Last week, the Judicial Selection Commission nominated three names for an open spot on the state Court of Appeals for the Middle District, which is based in Nashville.
The three nominees were all white males from a pool of 22 applicants. Of those 22, three were black men and women.
The Court of Appeals spot came open after Bredesen picked former appellate judge Bill Koch for a spot on the state Supreme Court. Koch’s selection meant the five-member Supreme Court would not have any black members.
Bredesen selected Koch after a legal battle with the Judicial Selection Commission that began when Bredesen rejected a slate of Supreme Court nominees and requested to be able to consider “qualified minority candidates.”
This afternoon, Bredesen said he did not think the judicial nominating panel “did a very good job on this,” especially in light of the high court battle.
“After all of the stuff we went through last summer and last fall, to be given a list of three more white people for a court that is entirely white at the moment, I would think that at least it’d be an opportunity to consider an African American. I would never appoint somebody based on the color of their skin, but I don’t know how we change that makeup unless you at least have some opportunities along the way.”
The three nominees the Judicial Selection Commission submitted to Bredesen were Andy Bennett, Chief Deputy Attorney General, Donald Capparella, a Nashville attorney, and Amy V. Hollars, a Livington attorney.
Bredesen said he didn’t know if he would reject the panel, which he can do once.
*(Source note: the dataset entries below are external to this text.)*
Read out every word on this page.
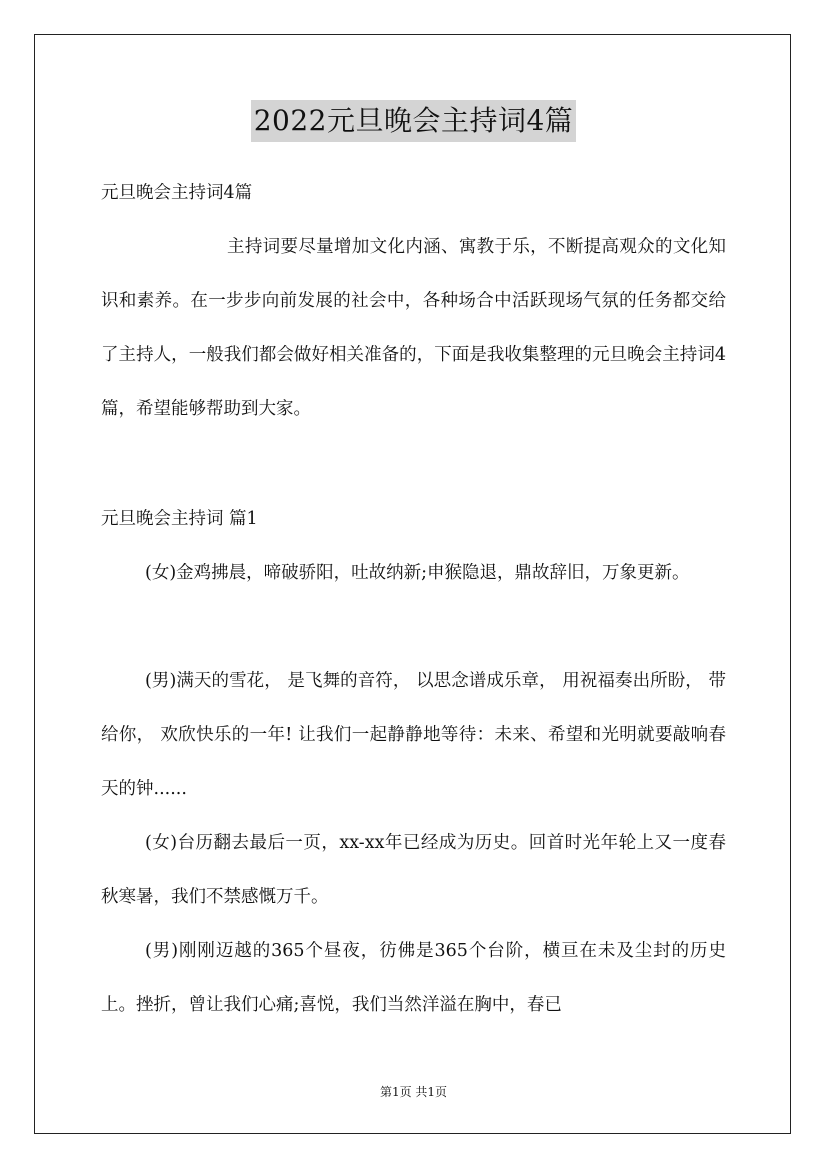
2022元旦晚会主持词4篇
元旦晚会主持词4篇
主持词要尽量增加文化内涵、寓教于乐，不断提高观众的文化知识和素养。在一步步向前发展的社会中，各种场合中活跃现场气氛的任务都交给了主持人，一般我们都会做好相关准备的，下面是我收集整理的元旦晚会主持词4篇，希望能够帮助到大家。
元旦晚会主持词 篇1
(女)金鸡拂晨，啼破骄阳，吐故纳新;申猴隐退，鼎故辞旧，万象更新。
(男)满天的雪花， 是飞舞的音符， 以思念谱成乐章， 用祝福奏出所盼， 带给你， 欢欣快乐的一年! 让我们一起静静地等待：未来、希望和光明就要敲响春天的钟......
(女)台历翻去最后一页，xx-xx年已经成为历史。回首时光年轮上又一度春秋寒暑，我们不禁感慨万千。
(男)刚刚迈越的365个昼夜，彷佛是365个台阶，横亘在未及尘封的历史上。挫折，曾让我们心痛;喜悦，我们当然洋溢在胸中，春已
第1页 共1页
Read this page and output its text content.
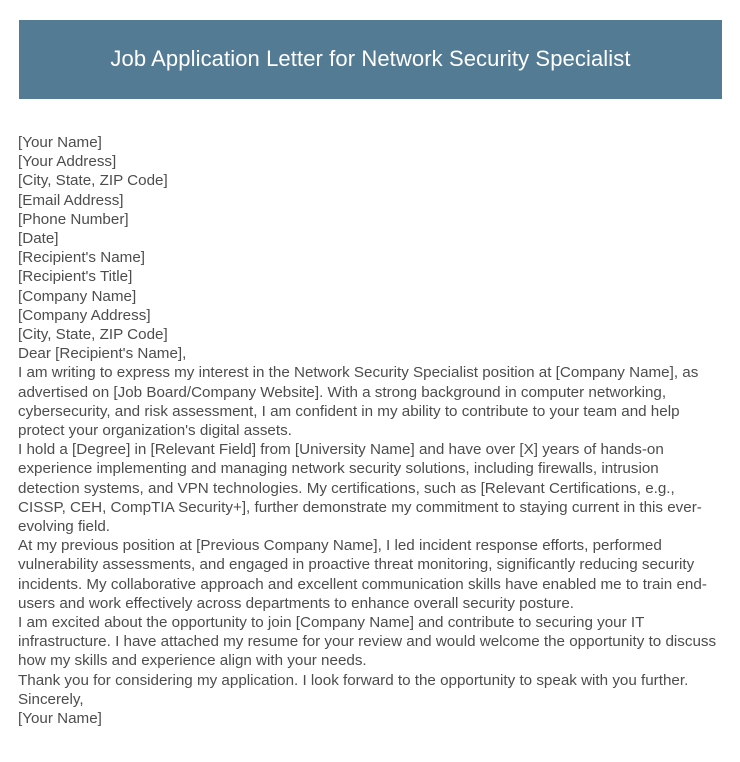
Job Application Letter for Network Security Specialist
[Your Name]
[Your Address]
[City, State, ZIP Code]
[Email Address]
[Phone Number]
[Date]
[Recipient's Name]
[Recipient's Title]
[Company Name]
[Company Address]
[City, State, ZIP Code]
Dear [Recipient's Name],
I am writing to express my interest in the Network Security Specialist position at [Company Name], as advertised on [Job Board/Company Website]. With a strong background in computer networking, cybersecurity, and risk assessment, I am confident in my ability to contribute to your team and help protect your organization's digital assets.
I hold a [Degree] in [Relevant Field] from [University Name] and have over [X] years of hands-on experience implementing and managing network security solutions, including firewalls, intrusion detection systems, and VPN technologies. My certifications, such as [Relevant Certifications, e.g., CISSP, CEH, CompTIA Security+], further demonstrate my commitment to staying current in this ever-evolving field.
At my previous position at [Previous Company Name], I led incident response efforts, performed vulnerability assessments, and engaged in proactive threat monitoring, significantly reducing security incidents. My collaborative approach and excellent communication skills have enabled me to train end-users and work effectively across departments to enhance overall security posture.
I am excited about the opportunity to join [Company Name] and contribute to securing your IT infrastructure. I have attached my resume for your review and would welcome the opportunity to discuss how my skills and experience align with your needs.
Thank you for considering my application. I look forward to the opportunity to speak with you further.
Sincerely,
[Your Name]
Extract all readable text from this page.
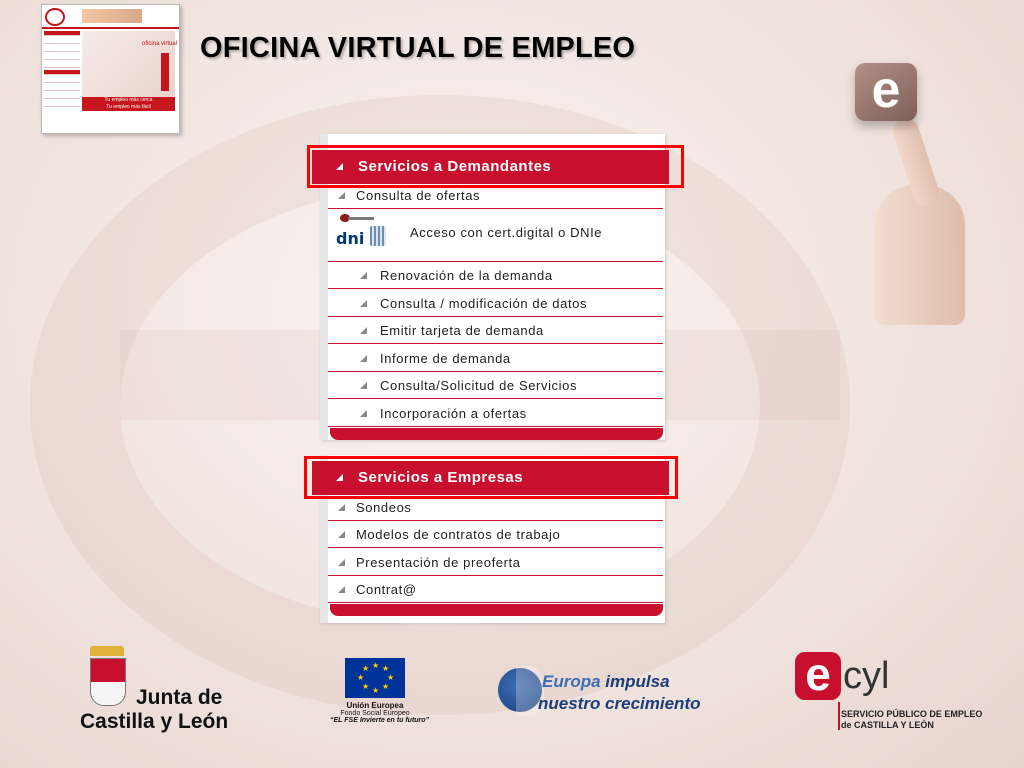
oficina virtual
Tu empleo más cerca
Tu empleo más fácil
OFICINA VIRTUAL DE EMPLEO
e
Servicios a Demandantes
Consulta de ofertas
dni	Acceso con cert.digital o DNIe
Renovación de la demanda
Consulta / modificación de datos
Emitir tarjeta de demanda
Informe de demanda
Consulta/Solicitud de Servicios
Incorporación a ofertas
Servicios a Empresas
Sondeos
Modelos de contratos de trabajo
Presentación de preoferta
Contrat@
Junta de
Castilla y León
★ ★
★
★
★
★
★
★
Unión Europea
Fondo Social Europeo
“EL FSE Invierte en tu futuro”
Europa impulsa
nuestro crecimiento
e cyl
SERVICIO PÚBLICO DE EMPLEO
de CASTILLA Y LEÓN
He said he may be inclined to if he had faith the selection commission would send him a minority candidate.
“History has not shown that’s the way they’ll act, however,” Bredesen said.
Black applicants for the Court of Appeals spot included Andrei Lee, a former General Sessions Court judge in Nashville and current administrative law judge, Russell Perkins, deputy state attorney general, and Stephanie Reevers, a member of the state’s claims commission.